Martin Baxter wrote:
JimC wrote:

And you did take math, and geometry in high school? Consider a typical
crew of two people (assume total weight of 350 lbs) and a skipper of 230
lbs. (about my weight). Assuming that the skipper is sitting on the
captain's chair, about 1.5 ft forward of the center of the motor, and
about 16 feet aft of the center of mass. Assuming that the two crew
members are sitting two and three feet forward of the captain,
respectively, their total mass will be the equivalent of 350 pounds
positioned about 14.5 feet from the center of mass about which the boat
has a tendency to pitch. The motor, at about 220 pounds is about 17.5
feet from the center of mass. Squaring the distances, the relative
values of the rotational momentum of the skipper and crew are more than
twice that of the motor, despite the fact that they are closer to the
center of mass. Once again, Jeff, your theories are simply wrong. (If
you wish, I'll provide the calculations and "foot pounds" or whatever,
in greater detail.)

Jim:

I thought I'd run your numbers through my calculator, just for fun:

(14.5ft)^2*350lbs=7.36E4ft^2-lbs , that's 73,600 for the exponent
challenged.

(17.5ft)^2*220lbs=6.74E4ft^2-lbs , 67,400 ....

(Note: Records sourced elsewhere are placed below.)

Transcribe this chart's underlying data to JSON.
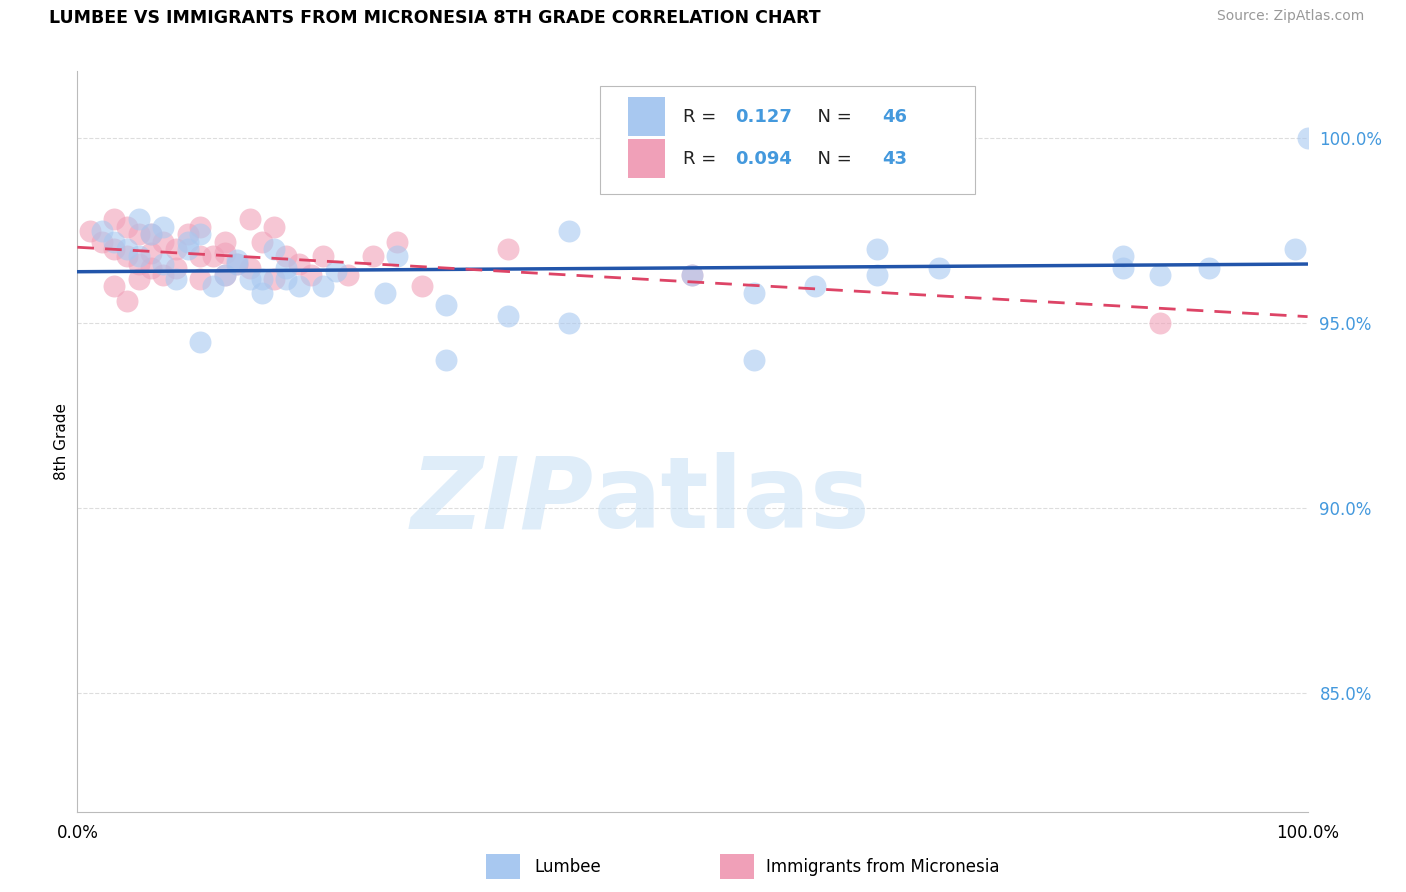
{
  "title": "LUMBEE VS IMMIGRANTS FROM MICRONESIA 8TH GRADE CORRELATION CHART",
  "source": "Source: ZipAtlas.com",
  "ylabel": "8th Grade",
  "yticks": [
    0.85,
    0.9,
    0.95,
    1.0
  ],
  "ytick_labels": [
    "85.0%",
    "90.0%",
    "95.0%",
    "100.0%"
  ],
  "xtick_labels": [
    "0.0%",
    "100.0%"
  ],
  "xlim": [
    0.0,
    1.0
  ],
  "ylim": [
    0.818,
    1.018
  ],
  "blue_R": 0.127,
  "blue_N": 46,
  "pink_R": 0.094,
  "pink_N": 43,
  "blue_color": "#A8C8F0",
  "pink_color": "#F0A0B8",
  "blue_line_color": "#2255AA",
  "pink_line_color": "#DD4466",
  "ytick_color": "#4499DD",
  "grid_color": "#DDDDDD",
  "blue_scatter_x": [
    0.02,
    0.03,
    0.04,
    0.05,
    0.06,
    0.07,
    0.08,
    0.09,
    0.1,
    0.11,
    0.12,
    0.13,
    0.14,
    0.15,
    0.16,
    0.17,
    0.18,
    0.07,
    0.05,
    0.09,
    0.13,
    0.17,
    0.21,
    0.26,
    0.3,
    0.35,
    0.4,
    0.5,
    0.6,
    0.65,
    0.7,
    0.1,
    0.2,
    0.3,
    0.25,
    0.15,
    0.85,
    0.88,
    0.92,
    0.4,
    0.55,
    0.65,
    0.85,
    0.99,
    0.55,
    1.0
  ],
  "blue_scatter_y": [
    0.975,
    0.972,
    0.97,
    0.968,
    0.974,
    0.966,
    0.962,
    0.97,
    0.974,
    0.96,
    0.963,
    0.966,
    0.962,
    0.958,
    0.97,
    0.965,
    0.96,
    0.976,
    0.978,
    0.972,
    0.967,
    0.962,
    0.964,
    0.968,
    0.955,
    0.952,
    0.95,
    0.963,
    0.96,
    0.97,
    0.965,
    0.945,
    0.96,
    0.94,
    0.958,
    0.962,
    0.968,
    0.963,
    0.965,
    0.975,
    0.958,
    0.963,
    0.965,
    0.97,
    0.94,
    1.0
  ],
  "pink_scatter_x": [
    0.01,
    0.02,
    0.03,
    0.03,
    0.04,
    0.04,
    0.05,
    0.05,
    0.06,
    0.06,
    0.07,
    0.07,
    0.08,
    0.09,
    0.1,
    0.1,
    0.11,
    0.12,
    0.12,
    0.13,
    0.14,
    0.15,
    0.16,
    0.17,
    0.18,
    0.19,
    0.2,
    0.22,
    0.24,
    0.26,
    0.05,
    0.06,
    0.08,
    0.1,
    0.12,
    0.14,
    0.16,
    0.35,
    0.5,
    0.88,
    0.03,
    0.04,
    0.28
  ],
  "pink_scatter_y": [
    0.975,
    0.972,
    0.978,
    0.97,
    0.976,
    0.968,
    0.974,
    0.966,
    0.974,
    0.965,
    0.972,
    0.963,
    0.97,
    0.974,
    0.976,
    0.968,
    0.968,
    0.972,
    0.963,
    0.966,
    0.978,
    0.972,
    0.976,
    0.968,
    0.966,
    0.963,
    0.968,
    0.963,
    0.968,
    0.972,
    0.962,
    0.969,
    0.965,
    0.962,
    0.969,
    0.965,
    0.962,
    0.97,
    0.963,
    0.95,
    0.96,
    0.956,
    0.96
  ]
}
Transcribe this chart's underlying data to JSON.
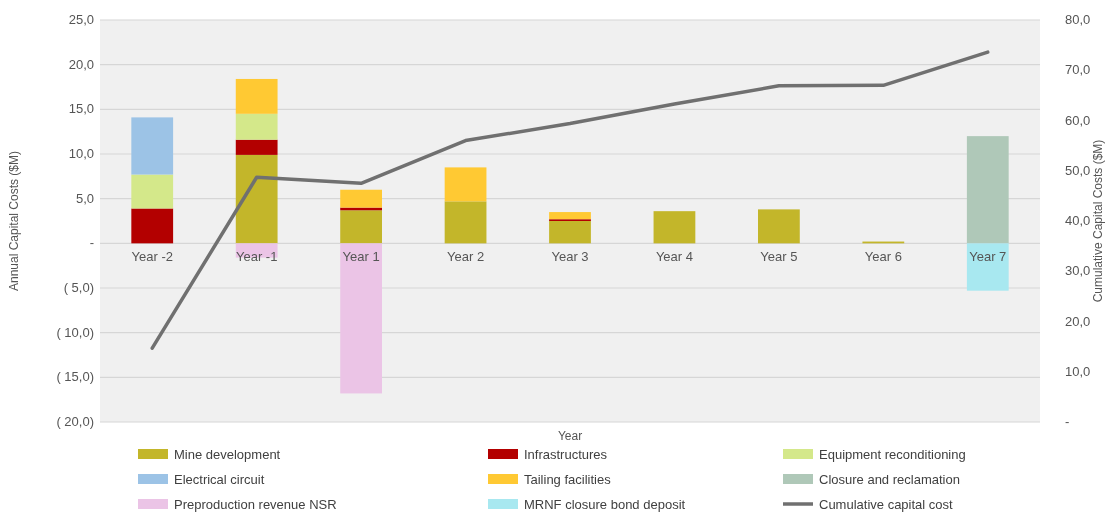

Maybe you think that 73,600 is more than TWICE 67,400, but I beg to
differ. To a physicist, they're essentially the same thing.

Point to Jeff.

Gawd, I don't believe other people are still reading this!

Thanks for doing the math, but the are a few problems here. Jim uses
his weight (230 lbs) when clearly this should be done with a
"standard" weight (160 lbs). Secondly, Jim invents the figure of 16
feet forward of the helm seat for the center of mass, which puts it
only 8.5 feet aft of the bow! Clearly, it has to be more like 11-12
feet forward of the stern. This has a huge affect on the r^2 part of
the formula, especially for the crew forward of the helm.